Napoli e Provincia
Napoli si conferma il motore trainante della regione. Il mercato ha superato la fase di stagnazione post-pandemica grazie a massicci investimenti pubblici e al boom del turismo.
Focus Provincia: Comuni come Pozzuoli e l’area flegrea mantengono quotazioni elevate, mentre l’hinterland a nord di Napoli vede una domanda crescente per immobili di ampia metratura (quadrilocali) a prezzi più accessibili.
Prezzi in crescita: Nel comune di Napoli i prezzi medi si attestano intorno ai 2.560 €/m², con picchi che superano i 3.800 – 4.000 €/m² nelle zone di pregio come Chiaia e Posillipo.

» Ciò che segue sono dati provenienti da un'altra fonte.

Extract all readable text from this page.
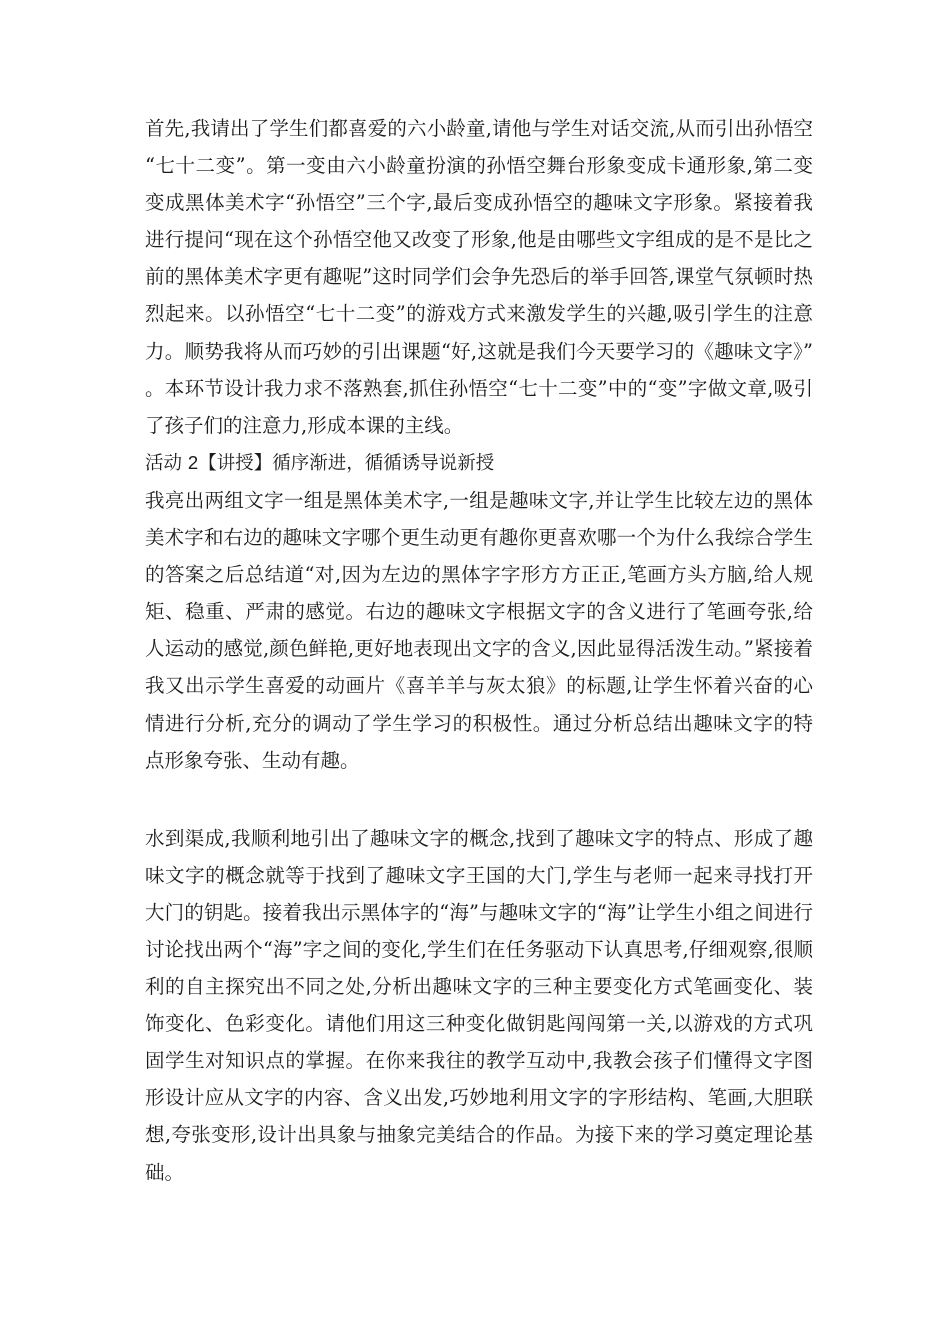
首先,我请出了学生们都喜爱的六小龄童,请他与学生对话交流,从而引出孙悟空“七十二变”。第一变由六小龄童扮演的孙悟空舞台形象变成卡通形象,第二变变成黑体美术字“孙悟空”三个字,最后变成孙悟空的趣味文字形象。紧接着我进行提问“现在这个孙悟空他又改变了形象,他是由哪些文字组成的是不是比之前的黑体美术字更有趣呢”这时同学们会争先恐后的举手回答,课堂气氛顿时热烈起来。以孙悟空“七十二变”的游戏方式来激发学生的兴趣,吸引学生的注意力。顺势我将从而巧妙的引出课题“好,这就是我们今天要学习的《趣味文字》”。本环节设计我力求不落熟套,抓住孙悟空“七十二变”中的“变”字做文章,吸引了孩子们的注意力,形成本课的主线。

活动 2【讲授】循序渐进，循循诱导说新授

我亮出两组文字一组是黑体美术字,一组是趣味文字,并让学生比较左边的黑体美术字和右边的趣味文字哪个更生动更有趣你更喜欢哪一个为什么我综合学生的答案之后总结道“对,因为左边的黑体字字形方方正正,笔画方头方脑,给人规矩、稳重、严肃的感觉。右边的趣味文字根据文字的含义进行了笔画夸张,给人运动的感觉,颜色鲜艳,更好地表现出文字的含义,因此显得活泼生动。”紧接着我又出示学生喜爱的动画片《喜羊羊与灰太狼》的标题,让学生怀着兴奋的心情进行分析,充分的调动了学生学习的积极性。通过分析总结出趣味文字的特点形象夸张、生动有趣。

水到渠成,我顺利地引出了趣味文字的概念,找到了趣味文字的特点、形成了趣味文字的概念就等于找到了趣味文字王国的大门,学生与老师一起来寻找打开大门的钥匙。接着我出示黑体字的“海”与趣味文字的“海”让学生小组之间进行讨论找出两个“海”字之间的变化,学生们在任务驱动下认真思考,仔细观察,很顺利的自主探究出不同之处,分析出趣味文字的三种主要变化方式笔画变化、装饰变化、色彩变化。请他们用这三种变化做钥匙闯闯第一关,以游戏的方式巩固学生对知识点的掌握。在你来我往的教学互动中,我教会孩子们懂得文字图形设计应从文字的内容、含义出发,巧妙地利用文字的字形结构、笔画,大胆联想,夸张变形,设计出具象与抽象完美结合的作品。为接下来的学习奠定理论基础。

Investimenti Pubblici: La Città Metropolitana ha stanziato circa 550 milioni di euro per il 2026. Questi fondi sono destinati a infrastrutture e riqualificazione urbana, il che sta aumentando l’appeal di quartieri storici e semicentrali.
Affitti in tensione: I canoni di locazione continuano a salire (previsto un +8% a livello nazionale, con Napoli in prima linea) a causa della scarsa offerta di case per residenti rispetto a quelle destinate all’uso turistico.
Caserta e provincia
Il mercato di Caserta è più stabile rispetto a quello napoletano, ma mostra segnali di rafforzamento, specialmente nei comuni ben collegati.
- Andamento Prezzi: A gennaio 2026, il prezzo medio a Caserta città è di circa 1.585 €/m². Mentre i prezzi delle case indipendenti sono rimasti quasi invariati, gli appartamenti hanno visto un incremento del +2% nell’ultimo anno.
- Poli d’Attrazione: Aversa: Si conferma il comune più costoso della provincia dopo il capoluogo, con una media di 1.847 €/m², trainata dalla presenza universitaria e dai collegamenti ferroviari con Napoli. San Nicola la Strada e San Marco Evangelista: Restano zone molto richieste per chi cerca un compromesso tra vicinanza al centro e prezzi contenuti (1.200 – 1.350 €/m²).
- Affitti: Il mercato delle locazioni è vivace, con una media di 8,4 €/m² nel capoluogo. Località come Gricignano di Aversa registrano canoni elevati (oltre 10 €/m²) a causa della forte domanda legata alla base NATO e alle zone industriali.